Nei musei passano ogni giorno migliaia di persone e sostano in silenziosa meditazione davanti all’orrore stampato sulle fotografie di volti, scene, situazioni, e sugli oggetti sfigurati dal calore della nube atomica. Abbiamo avuto la fortuna di incontrare qualche superstite: sul loro volto non si legge alcun sentimento di rancore, ma solo la speranza che mai più si ripetano orrori del genere.

Identici sentimenti li ritroviamo nel santuario dei martiri cristiani a Nagasaki, dove riviviamo una pagina triste e, al tempo stesso, tra le più gloriose della storia del Giappone e della chiesa.

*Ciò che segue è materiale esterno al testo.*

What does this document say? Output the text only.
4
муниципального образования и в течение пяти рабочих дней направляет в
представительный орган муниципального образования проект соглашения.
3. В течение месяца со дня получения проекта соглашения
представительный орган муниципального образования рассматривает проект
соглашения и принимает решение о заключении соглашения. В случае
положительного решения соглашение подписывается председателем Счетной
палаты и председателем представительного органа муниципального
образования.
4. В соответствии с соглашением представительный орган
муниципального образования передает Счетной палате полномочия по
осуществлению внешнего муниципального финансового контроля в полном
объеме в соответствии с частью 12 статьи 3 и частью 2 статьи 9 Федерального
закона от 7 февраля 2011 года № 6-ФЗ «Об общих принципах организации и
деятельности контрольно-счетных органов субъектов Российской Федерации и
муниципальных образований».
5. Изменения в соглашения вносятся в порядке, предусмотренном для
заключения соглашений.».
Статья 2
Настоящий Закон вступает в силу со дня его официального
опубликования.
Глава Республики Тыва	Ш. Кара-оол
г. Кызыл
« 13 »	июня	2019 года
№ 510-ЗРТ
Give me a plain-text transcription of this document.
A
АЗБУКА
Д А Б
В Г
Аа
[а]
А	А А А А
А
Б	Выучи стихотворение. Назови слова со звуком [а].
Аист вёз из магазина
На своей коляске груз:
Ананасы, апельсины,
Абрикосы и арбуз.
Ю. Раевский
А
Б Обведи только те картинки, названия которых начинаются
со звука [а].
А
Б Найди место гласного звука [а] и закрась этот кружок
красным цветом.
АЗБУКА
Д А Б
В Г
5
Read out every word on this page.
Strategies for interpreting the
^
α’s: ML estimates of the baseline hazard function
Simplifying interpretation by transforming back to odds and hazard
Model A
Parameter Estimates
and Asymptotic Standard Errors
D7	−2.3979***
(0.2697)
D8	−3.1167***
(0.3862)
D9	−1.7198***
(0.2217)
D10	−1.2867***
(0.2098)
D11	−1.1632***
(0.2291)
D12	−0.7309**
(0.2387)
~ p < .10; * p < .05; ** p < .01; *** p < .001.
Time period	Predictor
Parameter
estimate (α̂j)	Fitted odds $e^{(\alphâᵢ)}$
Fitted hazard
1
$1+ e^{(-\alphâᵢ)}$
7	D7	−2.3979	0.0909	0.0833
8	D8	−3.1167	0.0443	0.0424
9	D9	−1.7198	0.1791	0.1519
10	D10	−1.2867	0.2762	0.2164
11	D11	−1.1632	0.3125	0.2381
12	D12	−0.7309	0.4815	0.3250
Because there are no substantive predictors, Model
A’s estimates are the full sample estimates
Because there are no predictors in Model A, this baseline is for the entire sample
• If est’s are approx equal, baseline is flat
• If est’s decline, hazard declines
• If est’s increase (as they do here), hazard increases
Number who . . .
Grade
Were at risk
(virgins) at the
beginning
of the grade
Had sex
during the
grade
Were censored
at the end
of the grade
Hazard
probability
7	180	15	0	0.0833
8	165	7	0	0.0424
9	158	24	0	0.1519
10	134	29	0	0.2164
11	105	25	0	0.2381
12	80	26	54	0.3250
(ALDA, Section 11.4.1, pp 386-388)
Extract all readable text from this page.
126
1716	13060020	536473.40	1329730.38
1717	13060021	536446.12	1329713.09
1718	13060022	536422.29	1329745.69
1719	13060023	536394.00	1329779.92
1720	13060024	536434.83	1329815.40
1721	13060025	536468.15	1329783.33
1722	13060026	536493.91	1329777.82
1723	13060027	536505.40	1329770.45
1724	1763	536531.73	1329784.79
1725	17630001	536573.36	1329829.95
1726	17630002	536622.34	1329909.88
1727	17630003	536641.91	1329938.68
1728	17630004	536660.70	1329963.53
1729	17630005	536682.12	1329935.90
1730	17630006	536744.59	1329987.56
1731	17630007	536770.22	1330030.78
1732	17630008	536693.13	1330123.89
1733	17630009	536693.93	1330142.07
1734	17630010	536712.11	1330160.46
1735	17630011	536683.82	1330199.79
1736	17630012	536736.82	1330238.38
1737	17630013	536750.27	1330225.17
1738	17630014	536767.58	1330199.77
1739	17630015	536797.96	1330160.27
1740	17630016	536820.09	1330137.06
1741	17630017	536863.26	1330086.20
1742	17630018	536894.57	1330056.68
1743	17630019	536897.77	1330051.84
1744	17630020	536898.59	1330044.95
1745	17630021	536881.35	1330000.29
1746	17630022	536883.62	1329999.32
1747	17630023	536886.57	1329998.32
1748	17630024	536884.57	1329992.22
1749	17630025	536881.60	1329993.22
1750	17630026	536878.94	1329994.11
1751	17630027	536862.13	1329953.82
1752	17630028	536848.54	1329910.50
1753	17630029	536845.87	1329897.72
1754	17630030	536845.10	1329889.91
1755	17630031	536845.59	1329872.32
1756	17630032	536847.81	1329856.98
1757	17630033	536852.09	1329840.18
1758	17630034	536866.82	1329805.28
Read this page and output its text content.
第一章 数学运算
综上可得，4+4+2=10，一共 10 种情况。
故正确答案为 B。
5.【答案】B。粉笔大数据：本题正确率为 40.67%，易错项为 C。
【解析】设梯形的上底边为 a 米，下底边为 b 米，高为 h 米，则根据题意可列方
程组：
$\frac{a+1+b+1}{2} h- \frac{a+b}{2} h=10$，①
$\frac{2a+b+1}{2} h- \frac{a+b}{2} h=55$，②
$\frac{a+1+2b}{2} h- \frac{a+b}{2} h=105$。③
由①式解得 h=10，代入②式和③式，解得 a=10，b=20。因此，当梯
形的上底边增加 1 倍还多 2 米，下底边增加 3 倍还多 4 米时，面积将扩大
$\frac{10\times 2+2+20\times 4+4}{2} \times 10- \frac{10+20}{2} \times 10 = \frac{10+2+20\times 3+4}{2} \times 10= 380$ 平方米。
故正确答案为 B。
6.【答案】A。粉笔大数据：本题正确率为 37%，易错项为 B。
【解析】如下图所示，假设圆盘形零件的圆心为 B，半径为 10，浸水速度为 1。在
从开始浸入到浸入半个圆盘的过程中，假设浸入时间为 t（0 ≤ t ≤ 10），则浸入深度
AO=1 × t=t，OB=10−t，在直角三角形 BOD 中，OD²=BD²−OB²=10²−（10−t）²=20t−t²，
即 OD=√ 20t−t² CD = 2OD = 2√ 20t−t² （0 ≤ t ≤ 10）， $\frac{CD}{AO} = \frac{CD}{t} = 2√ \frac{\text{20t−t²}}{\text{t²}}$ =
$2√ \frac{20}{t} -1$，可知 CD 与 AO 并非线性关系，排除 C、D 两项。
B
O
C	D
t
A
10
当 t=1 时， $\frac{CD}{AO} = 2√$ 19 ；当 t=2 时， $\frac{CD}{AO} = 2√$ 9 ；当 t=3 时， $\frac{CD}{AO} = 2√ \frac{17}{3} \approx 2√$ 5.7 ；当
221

Era il 5 febbraio 1597: Paolo Miki e altri 25 cristiani, dopo essere stati invitati a rinnegare la propria religione, furono messi a morte per crocifissione. Alcuni morirono pregando in silenzio, altri cantando i salmi e tutti perdonando ad alta voce il loro persecutore e i carnefici che eseguivano gli ordini di morte.
A quella persecuzione seguirono oltre due secoli d’isolamento, finché i missionari poterono ritornare nel paese. Il venerdì santo del 1865, a Nagasaki, si presentò in chiesa un gruppetto di giapponesi che rivelarono agli stupiti missionari la presenza in zona di circa 10 mila cristiani, sparsi nei villaggi dell’isola di Goto e nella valle di Urakami. Li chiamavano kakure kirishitan, cioè «cristiani nascosti». Un vero miracolo: per generazioni avevano resistito a persecuzioni e umiliazioni, trasmettendo la fede cristiana di padre in figlio, senza l’aiuto e la guida di nessuna struttura ecclesiastica.